How To Ensure Proper Inheritance
It is important to create a comprehensive estate plan, such as a Trust, Will, and Power of Attorney. If you intend to co-own property with other owners, setting up an estate plan may be even more vital. Consult an estate planning attorney in your area to get a detailed plan that will ensure the proper transition of your assets in case of death.
Bequeathing a Share of Property
Unlike Joint Tenancy, which allows your portion to be inherited by the other surviving owners, with Tenants in Common, you can direct your share to the beneficiary of your choice — a spouse, child, or friend. When considering matters of death and inheritance, it is usually best to create a comprehensive estate plan which includes a Trust and Will, thereby bypassing your state’s probate process.
Why Ensure Co-Owners Have Estate Plan
If a co-owner passes away, the deceased owner’s interest in the property will be allocated to their beneficiaries, not the surviving co-owners. Therefore, for example, you may be forced to manage and co-own this asset with the deceased individual’s surviving spouse or children.
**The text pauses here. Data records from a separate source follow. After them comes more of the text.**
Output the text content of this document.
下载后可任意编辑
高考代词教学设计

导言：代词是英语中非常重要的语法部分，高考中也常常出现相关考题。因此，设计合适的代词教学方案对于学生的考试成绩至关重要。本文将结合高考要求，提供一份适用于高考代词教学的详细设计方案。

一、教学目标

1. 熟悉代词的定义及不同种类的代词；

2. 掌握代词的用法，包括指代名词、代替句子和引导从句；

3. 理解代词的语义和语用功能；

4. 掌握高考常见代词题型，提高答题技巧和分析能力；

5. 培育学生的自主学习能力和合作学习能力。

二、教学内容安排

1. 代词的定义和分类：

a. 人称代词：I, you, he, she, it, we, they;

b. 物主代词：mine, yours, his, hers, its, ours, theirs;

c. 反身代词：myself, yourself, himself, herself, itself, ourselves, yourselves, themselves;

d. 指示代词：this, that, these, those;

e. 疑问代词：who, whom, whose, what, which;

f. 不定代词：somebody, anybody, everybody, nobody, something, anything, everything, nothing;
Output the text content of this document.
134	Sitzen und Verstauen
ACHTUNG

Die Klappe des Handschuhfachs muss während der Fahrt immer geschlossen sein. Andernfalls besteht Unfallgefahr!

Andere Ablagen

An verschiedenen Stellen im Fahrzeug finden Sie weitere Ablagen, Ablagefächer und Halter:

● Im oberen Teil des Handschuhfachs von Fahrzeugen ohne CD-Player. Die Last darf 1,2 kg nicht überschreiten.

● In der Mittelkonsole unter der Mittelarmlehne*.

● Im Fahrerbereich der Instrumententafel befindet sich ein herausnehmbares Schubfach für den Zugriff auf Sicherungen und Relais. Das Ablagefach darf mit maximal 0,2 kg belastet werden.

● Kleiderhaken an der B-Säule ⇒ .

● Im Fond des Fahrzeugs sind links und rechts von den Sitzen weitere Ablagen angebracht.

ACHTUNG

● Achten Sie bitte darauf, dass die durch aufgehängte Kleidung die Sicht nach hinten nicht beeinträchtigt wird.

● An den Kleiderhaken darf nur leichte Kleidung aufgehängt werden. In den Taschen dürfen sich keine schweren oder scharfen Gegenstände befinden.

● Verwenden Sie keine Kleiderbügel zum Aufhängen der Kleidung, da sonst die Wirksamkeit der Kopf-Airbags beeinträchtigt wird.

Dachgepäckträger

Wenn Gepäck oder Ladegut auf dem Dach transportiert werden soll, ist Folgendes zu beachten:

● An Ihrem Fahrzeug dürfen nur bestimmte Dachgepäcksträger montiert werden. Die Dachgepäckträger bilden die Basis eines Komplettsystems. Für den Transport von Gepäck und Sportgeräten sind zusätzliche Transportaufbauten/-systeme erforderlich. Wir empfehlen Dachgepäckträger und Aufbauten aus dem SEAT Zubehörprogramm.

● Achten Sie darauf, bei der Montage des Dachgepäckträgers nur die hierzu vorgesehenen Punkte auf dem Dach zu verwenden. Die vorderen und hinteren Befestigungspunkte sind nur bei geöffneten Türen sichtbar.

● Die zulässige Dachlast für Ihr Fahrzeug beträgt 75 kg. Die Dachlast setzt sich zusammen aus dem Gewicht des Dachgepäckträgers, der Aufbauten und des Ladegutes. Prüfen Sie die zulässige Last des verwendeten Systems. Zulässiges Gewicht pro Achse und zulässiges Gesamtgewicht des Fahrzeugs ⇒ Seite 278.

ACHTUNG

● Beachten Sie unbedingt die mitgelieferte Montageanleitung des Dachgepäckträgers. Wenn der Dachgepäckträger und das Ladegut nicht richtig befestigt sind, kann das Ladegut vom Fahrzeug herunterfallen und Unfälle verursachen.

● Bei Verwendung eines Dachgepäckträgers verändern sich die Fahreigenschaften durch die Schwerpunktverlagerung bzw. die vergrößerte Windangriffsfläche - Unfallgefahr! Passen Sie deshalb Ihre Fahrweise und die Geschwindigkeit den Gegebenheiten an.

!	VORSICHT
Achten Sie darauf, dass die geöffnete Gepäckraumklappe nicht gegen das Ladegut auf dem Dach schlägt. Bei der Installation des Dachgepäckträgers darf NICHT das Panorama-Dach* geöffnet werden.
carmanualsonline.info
It is important to discuss this potential eventuality with your co-owners prior to acquisition. Another essential step is to designate a succession plan to keep things running smoothly and protect your interest going forward.
What if I don’t specify the type of ownership when acquiring a real estate holding?
In some states, it may be presumed that your ownership is Tenants in Common unless it has been outlined in writing. Consider seeking competent legal advice to select the right method of holding a title.
How To Choose the Right Attorney
Providing specific directions about taking the title when purchasing a new home or investment property is the dispensation of legal advice. For that reason, you may find that your realtor, lender, or escrow and title agent is not able to tell you which approach is the most suitable. Most attorneys practice in narrow specialized areas, so understanding what you’re looking for can help.
While a recommendation from a friend, co-worker, or family member is an ideal way to find the right expert, this isn’t always possible. As you consider options for legal counsel, keep an eye out for the following attributes:
- Relevant Knowledge and Experience. Make sure that real estate law is a primary pillar of the attorney’s practice. Consult your state’s Bar Association to check on an attorney’s education and confirm that they are in good standing.
- Consistent and Effective Communication. Look for a law firm that is responsive and client-oriented, with lawyers who use layperson’s terms to explain complex concepts.
- Professionalism. Having your best interests at heart and managing client interactions with respect is a key indication that you are in good hands.
Knowledge is power. So, arm yourself with the right information before signing on the dotted line.